Almost all will have a picture showing the compass points.
From your question, the NE bearing is 90 degrees to the SE bearing, thus you have a right angle.The distance back to the initial position is the square root of ( 3.5^2 + 8.2^2).
Even without a diagram you can visualize that the return bearing will be in the NorthWest quadrant.
It actually will be the NW bearing + the Arctan(3.5/8.2).
After you lookup and determine where the compass points are, you can simply graph (or draw) the lengths given [of course you should draw it to a reduced scale so that it will fit on a sheet of paper, as opposed to drawing the line 3.5 km long.
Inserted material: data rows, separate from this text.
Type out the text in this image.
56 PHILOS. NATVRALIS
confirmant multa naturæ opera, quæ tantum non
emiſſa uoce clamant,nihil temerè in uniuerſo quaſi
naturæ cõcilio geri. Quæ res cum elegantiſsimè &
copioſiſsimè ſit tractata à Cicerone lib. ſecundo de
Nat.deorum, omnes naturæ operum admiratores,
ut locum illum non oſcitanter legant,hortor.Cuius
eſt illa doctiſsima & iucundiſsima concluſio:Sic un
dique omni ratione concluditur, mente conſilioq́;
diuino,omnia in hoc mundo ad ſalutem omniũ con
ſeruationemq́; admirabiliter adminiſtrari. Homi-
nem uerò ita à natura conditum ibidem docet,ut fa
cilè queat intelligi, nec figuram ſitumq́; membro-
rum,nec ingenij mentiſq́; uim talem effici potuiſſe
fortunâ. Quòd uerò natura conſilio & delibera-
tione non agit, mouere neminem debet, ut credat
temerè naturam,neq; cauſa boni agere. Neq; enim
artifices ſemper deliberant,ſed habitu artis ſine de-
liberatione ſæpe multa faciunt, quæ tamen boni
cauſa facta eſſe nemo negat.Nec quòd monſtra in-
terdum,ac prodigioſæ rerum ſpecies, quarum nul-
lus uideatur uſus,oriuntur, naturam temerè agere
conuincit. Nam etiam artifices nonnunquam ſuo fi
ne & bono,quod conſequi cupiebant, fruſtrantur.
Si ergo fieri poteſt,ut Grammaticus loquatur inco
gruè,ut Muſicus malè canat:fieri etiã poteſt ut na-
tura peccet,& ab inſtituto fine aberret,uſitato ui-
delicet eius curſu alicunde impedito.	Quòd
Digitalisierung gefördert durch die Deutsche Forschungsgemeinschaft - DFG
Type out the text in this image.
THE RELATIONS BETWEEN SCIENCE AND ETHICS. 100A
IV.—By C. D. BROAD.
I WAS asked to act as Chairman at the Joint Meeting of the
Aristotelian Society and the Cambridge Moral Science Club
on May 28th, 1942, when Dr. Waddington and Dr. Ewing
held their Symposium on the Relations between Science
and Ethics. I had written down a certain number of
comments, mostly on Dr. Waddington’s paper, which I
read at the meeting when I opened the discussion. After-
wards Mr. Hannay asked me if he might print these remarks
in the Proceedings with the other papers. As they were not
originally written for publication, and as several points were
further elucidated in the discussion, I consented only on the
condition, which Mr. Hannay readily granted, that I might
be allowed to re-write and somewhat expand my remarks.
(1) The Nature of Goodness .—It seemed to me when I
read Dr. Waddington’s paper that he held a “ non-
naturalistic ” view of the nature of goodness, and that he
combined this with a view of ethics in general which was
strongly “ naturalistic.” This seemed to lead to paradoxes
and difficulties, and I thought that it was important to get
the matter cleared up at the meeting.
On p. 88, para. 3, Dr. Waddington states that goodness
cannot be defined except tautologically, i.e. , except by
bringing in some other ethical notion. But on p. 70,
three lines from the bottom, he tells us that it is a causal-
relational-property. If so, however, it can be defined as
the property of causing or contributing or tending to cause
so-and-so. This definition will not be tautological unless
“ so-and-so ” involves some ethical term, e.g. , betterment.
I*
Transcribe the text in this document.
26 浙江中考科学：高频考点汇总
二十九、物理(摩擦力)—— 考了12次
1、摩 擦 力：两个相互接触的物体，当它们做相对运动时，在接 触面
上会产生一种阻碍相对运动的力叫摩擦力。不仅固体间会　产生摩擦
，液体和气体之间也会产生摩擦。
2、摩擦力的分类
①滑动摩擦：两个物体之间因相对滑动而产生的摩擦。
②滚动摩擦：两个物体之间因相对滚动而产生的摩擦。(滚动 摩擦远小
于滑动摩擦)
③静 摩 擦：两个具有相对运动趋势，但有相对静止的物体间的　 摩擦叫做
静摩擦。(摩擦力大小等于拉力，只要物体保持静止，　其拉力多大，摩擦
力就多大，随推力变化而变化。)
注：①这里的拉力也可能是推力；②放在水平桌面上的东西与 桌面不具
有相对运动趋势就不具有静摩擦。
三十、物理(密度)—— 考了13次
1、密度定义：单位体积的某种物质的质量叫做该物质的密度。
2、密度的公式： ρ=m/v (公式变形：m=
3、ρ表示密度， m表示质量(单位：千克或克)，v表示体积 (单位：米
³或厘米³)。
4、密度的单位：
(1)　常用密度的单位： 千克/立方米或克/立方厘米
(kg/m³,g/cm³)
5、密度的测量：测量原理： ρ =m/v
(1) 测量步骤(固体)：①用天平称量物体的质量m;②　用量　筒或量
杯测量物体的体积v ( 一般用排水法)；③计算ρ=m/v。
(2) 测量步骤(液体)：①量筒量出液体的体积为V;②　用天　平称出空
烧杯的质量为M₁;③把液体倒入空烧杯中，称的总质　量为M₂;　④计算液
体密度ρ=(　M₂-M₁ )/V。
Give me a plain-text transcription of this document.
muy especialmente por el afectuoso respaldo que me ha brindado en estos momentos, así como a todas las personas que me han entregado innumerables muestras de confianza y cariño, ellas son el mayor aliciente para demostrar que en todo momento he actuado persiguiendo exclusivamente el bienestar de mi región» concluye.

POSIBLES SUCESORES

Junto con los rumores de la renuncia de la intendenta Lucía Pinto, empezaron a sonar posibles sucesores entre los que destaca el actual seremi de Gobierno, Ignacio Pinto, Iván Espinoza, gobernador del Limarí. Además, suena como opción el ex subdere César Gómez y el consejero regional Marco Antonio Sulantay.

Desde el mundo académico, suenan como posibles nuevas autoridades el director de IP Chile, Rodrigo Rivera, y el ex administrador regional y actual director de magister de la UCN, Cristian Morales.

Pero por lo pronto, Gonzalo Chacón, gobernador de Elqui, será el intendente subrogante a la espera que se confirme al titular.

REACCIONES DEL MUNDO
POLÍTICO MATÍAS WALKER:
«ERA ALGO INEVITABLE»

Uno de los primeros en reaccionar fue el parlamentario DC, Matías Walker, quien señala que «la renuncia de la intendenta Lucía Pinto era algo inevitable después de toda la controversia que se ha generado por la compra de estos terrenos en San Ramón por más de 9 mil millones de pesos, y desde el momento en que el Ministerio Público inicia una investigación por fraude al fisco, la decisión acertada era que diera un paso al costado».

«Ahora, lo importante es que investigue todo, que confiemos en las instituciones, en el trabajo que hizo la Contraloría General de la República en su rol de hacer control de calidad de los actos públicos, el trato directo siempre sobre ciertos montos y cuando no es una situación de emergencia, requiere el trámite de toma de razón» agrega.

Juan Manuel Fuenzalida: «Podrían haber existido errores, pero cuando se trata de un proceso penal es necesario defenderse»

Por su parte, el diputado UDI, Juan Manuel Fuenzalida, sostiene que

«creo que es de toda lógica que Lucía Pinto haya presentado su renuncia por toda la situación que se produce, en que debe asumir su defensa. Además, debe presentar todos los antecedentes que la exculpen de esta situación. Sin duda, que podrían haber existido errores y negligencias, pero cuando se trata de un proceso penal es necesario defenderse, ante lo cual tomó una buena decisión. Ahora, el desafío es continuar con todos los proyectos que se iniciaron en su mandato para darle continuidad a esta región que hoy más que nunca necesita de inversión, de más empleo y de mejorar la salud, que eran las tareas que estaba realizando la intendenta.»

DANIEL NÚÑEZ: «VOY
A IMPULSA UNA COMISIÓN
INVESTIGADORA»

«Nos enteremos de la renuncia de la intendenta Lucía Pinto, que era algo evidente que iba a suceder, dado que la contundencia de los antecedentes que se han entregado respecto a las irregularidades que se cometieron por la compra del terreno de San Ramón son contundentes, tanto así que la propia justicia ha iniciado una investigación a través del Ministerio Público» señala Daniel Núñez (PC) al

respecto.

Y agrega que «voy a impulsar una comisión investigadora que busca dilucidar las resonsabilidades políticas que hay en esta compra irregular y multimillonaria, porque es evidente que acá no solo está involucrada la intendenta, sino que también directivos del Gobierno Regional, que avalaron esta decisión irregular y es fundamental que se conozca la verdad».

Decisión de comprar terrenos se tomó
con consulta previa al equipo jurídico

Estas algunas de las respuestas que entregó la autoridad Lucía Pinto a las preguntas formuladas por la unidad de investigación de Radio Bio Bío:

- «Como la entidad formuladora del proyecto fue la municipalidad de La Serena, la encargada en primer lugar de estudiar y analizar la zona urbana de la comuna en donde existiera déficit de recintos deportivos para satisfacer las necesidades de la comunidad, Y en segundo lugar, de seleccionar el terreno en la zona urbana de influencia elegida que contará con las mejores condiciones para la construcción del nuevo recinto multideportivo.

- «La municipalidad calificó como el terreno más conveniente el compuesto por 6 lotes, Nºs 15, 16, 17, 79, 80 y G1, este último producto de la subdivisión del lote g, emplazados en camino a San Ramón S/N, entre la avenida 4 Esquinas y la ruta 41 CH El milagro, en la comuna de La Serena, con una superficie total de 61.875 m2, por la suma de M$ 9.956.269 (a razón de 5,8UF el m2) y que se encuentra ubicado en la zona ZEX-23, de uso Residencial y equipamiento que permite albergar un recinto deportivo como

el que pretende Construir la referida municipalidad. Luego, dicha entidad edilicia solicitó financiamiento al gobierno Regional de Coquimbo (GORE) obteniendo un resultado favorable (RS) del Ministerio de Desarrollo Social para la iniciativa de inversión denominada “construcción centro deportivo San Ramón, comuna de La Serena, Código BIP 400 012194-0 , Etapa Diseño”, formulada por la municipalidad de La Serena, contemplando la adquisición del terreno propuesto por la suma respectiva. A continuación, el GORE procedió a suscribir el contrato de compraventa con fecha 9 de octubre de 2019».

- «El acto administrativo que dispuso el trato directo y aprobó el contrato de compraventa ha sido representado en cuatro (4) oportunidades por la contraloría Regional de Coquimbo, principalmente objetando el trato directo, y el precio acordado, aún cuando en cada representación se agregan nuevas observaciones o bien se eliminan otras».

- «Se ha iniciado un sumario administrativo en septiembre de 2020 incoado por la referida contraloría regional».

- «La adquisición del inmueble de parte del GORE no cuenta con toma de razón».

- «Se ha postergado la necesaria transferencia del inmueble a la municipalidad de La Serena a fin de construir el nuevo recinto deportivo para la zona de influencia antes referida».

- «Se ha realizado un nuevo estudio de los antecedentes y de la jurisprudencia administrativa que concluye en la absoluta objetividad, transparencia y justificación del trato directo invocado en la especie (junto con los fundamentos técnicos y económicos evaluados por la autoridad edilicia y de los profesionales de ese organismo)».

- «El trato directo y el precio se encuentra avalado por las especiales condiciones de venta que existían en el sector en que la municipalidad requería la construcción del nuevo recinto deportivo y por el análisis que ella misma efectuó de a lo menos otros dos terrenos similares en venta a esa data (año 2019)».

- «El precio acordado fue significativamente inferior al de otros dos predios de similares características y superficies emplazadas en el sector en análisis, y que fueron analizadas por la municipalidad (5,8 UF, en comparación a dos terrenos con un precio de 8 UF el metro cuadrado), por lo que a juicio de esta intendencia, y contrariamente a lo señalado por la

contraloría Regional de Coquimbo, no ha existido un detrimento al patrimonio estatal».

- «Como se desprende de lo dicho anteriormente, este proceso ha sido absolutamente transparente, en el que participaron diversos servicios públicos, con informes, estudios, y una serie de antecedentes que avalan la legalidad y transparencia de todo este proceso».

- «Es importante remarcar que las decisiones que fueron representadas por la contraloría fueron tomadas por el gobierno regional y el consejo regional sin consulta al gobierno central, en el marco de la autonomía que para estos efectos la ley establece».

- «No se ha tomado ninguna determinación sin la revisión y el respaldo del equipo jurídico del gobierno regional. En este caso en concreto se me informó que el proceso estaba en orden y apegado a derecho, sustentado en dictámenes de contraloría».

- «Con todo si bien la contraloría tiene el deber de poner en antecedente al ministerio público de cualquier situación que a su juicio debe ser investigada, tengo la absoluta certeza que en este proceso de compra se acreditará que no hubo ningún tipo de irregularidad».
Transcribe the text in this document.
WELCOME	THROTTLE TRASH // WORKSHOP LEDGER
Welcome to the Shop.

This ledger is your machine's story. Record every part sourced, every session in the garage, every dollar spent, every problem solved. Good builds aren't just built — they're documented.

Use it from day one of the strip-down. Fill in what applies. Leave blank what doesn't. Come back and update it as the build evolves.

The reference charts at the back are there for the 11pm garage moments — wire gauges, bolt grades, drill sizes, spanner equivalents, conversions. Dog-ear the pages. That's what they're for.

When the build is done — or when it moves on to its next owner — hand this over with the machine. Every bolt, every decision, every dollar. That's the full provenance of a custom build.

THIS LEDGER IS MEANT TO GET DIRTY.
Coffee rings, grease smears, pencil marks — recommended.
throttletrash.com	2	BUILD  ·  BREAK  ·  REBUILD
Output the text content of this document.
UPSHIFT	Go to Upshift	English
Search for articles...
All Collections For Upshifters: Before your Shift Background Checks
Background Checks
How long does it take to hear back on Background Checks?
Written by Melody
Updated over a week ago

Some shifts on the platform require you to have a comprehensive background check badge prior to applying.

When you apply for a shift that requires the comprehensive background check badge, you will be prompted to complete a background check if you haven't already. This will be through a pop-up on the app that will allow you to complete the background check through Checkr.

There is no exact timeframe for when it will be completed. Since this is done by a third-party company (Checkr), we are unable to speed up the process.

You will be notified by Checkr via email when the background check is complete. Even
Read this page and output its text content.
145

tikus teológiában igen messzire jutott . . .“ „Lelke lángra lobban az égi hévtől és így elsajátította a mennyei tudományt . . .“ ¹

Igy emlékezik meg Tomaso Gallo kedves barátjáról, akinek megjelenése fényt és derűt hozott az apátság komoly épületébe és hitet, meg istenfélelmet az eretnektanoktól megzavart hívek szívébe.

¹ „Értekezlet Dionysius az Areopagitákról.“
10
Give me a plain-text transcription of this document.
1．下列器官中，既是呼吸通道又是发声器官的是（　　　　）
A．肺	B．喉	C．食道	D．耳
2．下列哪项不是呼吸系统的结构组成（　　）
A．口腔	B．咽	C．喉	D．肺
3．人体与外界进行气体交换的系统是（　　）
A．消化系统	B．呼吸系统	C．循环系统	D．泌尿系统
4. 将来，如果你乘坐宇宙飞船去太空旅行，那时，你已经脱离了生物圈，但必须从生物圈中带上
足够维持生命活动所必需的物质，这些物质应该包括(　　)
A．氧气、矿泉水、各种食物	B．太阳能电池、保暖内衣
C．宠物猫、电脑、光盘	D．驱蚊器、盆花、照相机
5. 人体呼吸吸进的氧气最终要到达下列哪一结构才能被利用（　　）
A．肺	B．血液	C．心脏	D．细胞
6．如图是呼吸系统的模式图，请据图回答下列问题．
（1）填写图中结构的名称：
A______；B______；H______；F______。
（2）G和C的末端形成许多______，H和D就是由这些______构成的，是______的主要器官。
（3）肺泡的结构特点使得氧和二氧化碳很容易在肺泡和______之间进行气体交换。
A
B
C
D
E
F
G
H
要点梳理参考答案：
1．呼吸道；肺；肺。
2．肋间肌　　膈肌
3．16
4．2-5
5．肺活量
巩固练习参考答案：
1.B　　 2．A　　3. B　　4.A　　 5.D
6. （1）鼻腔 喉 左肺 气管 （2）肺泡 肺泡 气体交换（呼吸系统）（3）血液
The real problem with drawing the line to scale is the number of pencils required, but you are free to persue that method.]
3*3 = 9 and 4*4 = 16
3.5^2 is approximately halfway between 9 and 16 or about 12.
8*8 = 64 and 9*9 = 81, difference 81-64 = 17
0.2 or 1/5 * the difference of 17 is about 3
so 8.2^2 is about 67 = 64+3
67+12 = 79 which is about equal to 81.
Square root of 81 is 9
The returning distance is going to be about 9 km.
As for the bearing, 3.5 divided by 8.2 is roughly 1/2
The Arctan of 1 is 45 degrees, so half of that is 22 degrees.
That means the return bearing will be NW or 45 degrees + 22 degrees
or ROUGHLY 67 degrees West of North.
You can use a calculator to determine more precise values for the answer.